では、中学校ではどのように文字指導がなされているかというと、これが「きわめて乱暴である」と言わざるを得ません。
Hello. Nice to meet you. Good morning. などは、中1の最初に学習する表現ですが、これらはローマ字読みの知識では読めません。ですから生徒は、例えばmorningは全体で「モーニング」と読むのだと認識してしまい、この語がm+or+n++i+ngを足し算で読んだ結果、と読むことを知らないまま綴りを丸暗記し始めるのです。これが、英語学習の苦痛となります。さらに中1の1学期の早いうちから単語テストをされると、生徒は英語が嫌いになり始めます。
我々が1週間にハングル語やアラビア語の単語を5つずつ覚えなければならない状況を想像してみてください。それが、生徒の気持なのです。ですから、安易に単語テストをするのは考え物です。文字をたくさん見せ、たくさん書かせることと同時に、フォニックスを導入して、文字と発音の関係をある程度理解したのちに、文字と音と意味が合体し始めた頃に「どれぐらい単語を覚えているか試してみよう」というポジティブな気持ちで単語テストをするのがいいと思います。
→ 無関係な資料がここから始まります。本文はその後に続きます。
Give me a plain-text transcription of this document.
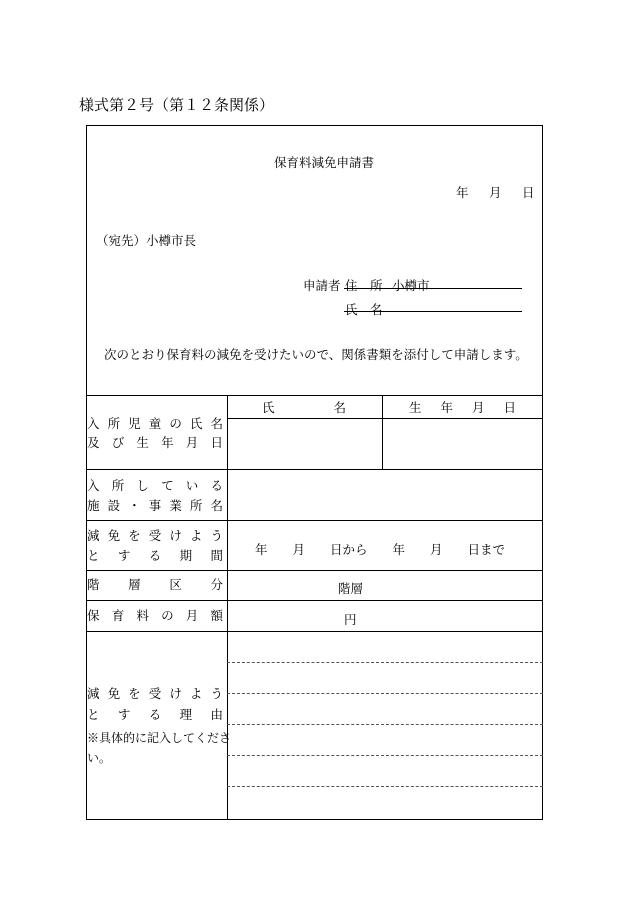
様式第２号（第１２条関係）
保育料減免申請書
年 月 日
（宛先）小樽市長
申請者 住　所 小樽市
氏　名
次のとおり保育料の減免を受けたいので、関係書類を添付して申請します。
入 所 児 童 の 氏 名
及 び 生 年 月 日
氏	名	生 年 月 日
入 所 し て い る
施 設 ・ 事 業 所 名
減 免 を 受 け よ う
と す る 期 間	年　　月　　日から　　年　　月　　日まで
階 層 区 分	階層
保 育 料 の 月 額	円
減 免 を 受 け よ う
と す る 理 由
※具体的に記入してくださ
い。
私が2006年に担当した中学1年生は、『楽しいフォニックス』(教育出版)という教材を使って、フォニックスの学習をこつこつ積み上げていきました。そして、そこで学習した単語を中心にして作成したカルタを毎日のように楽しみました。3週間ぐらい同じカルタを使ったのちに「抜き打ちカルタ単語テスト」をすると、半数の生徒は1発で正解を書き、残りの半数はヒントを手がかりに正解にたどり着きました。カルタを楽しんでいる間に、自然に単語を覚えたのです。
文字指導には、以下の手順があります。
1.大文字の形
2.小文字の形
3.アルファベットの名字(エイ、ビー、スィーなど)
4.アルファベットの仕事(ア、ブ、クなど)
5.子音+母音の読み方(短母音:1番読み)
6.子音+母音の読み方(長母音:2番読み)
7.母音の3〜6番読み
8.綴りのルール
9.特殊な読み方
これらについては、いずれ詳しく説明いたします。現時点では、『田尻悟郎の楽しいフォニックス』(教育出版)というCD本をご参照ください。